The world’s largest economy China is expected to a see a slow growth of 6.2% this year despite policy support from Beijing due to low local and international trade demand. The Chinese government had announced many measures which include tax cuts to reduce the balance sheets, more spending on infrastructure projects like the roads and the rails, asking the banks to ease lending to small private companies despite high credit risks.
Analysts predict Slow Growth
The forecast for growth this year is lower than 6.3% which was expected by the economists last year and stands at 6.2% which is within the range of 6 to 6.5% the government expects. The major cause for worry is not just the fact that it is the slowest pace of growth since 3 decades but due to it reducing every year for the past 3 years. The country saw economic growth of 6.8% in 2017, 6.6% in 2018 and this year too is decelerating.
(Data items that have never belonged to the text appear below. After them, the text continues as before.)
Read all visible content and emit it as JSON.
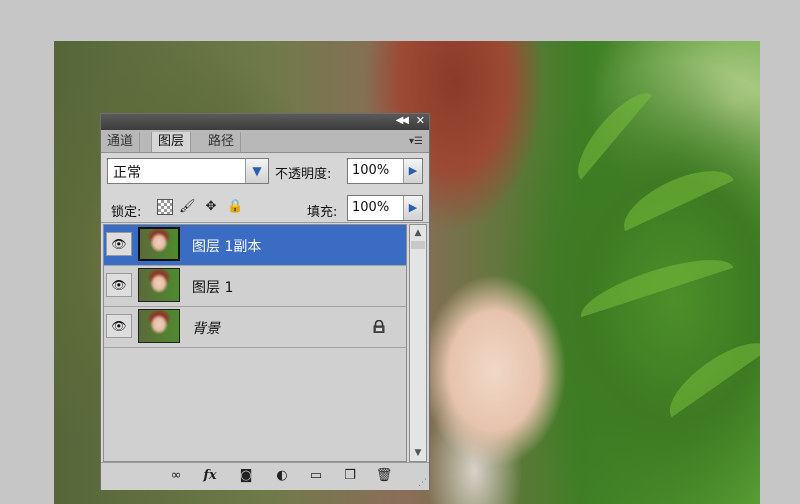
{
  "panel": {
    "tabs": [
      {
        "label": "通道"
      },
      {
        "label": "图层"
      },
      {
        "label": "路径"
      }
    ],
    "blend_mode": "正常",
    "opacity_label": "不透明度:",
    "opacity_value": "100%",
    "lock_label": "锁定:",
    "fill_label": "填充:",
    "fill_value": "100%",
    "layers": [
      {
        "name": "图层 1副本",
        "selected": true
      },
      {
        "name": "图层 1",
        "selected": false
      },
      {
        "name": "背景",
        "selected": false,
        "locked": true
      }
    ]
  },
  "icons": {
    "collapse": "double-chevron-left-icon",
    "close": "close-icon",
    "panel_menu": "panel-menu-icon",
    "eye": "eye-icon",
    "lock": "lock-icon"
  },
  "colors": {
    "selected_row": "#3a6cc4",
    "panel_bg": "#d6d6d6",
    "title_bar": "#4a4a4a",
    "workspace": "#c6c6c6"
  }
}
Many economists like Ting Lu expect it to slow down further in the second quarter too. He said,
“We expect the economy will slow further in the second quarter as exports are likely to remain under pressure as global demand deteriorates and the property market stays in a downward cycle while stubbornly weak consumption for durable goods caps demand.”
Central Bank may Ease Policy
There is an expectation among analysts that the central bank of China in a bid to increase spending and to control the slowdown introduce more measures without cutting the lending rates.
Rate cuts on lending are not expected as that could add to the already high debt due to the earlier stimulus. The analysts expect there will be at least a few more cuts this year and also help to fund small and large scale companies to provide impetus to growth. The investors meanwhile are looking for signs of recovery in a key market like China as that would assuage fears in other markets.
There is still hope for the traders in China as the trade talks with the US could end with a deal soon as both the countries have agreed on the trade agreement. Moreover, President Trump also announced that a deal by the end of April could be ready which will cheer the traders and investors. But economists believe that even if a deal is reached traders will still have to wait for the economy to pick up.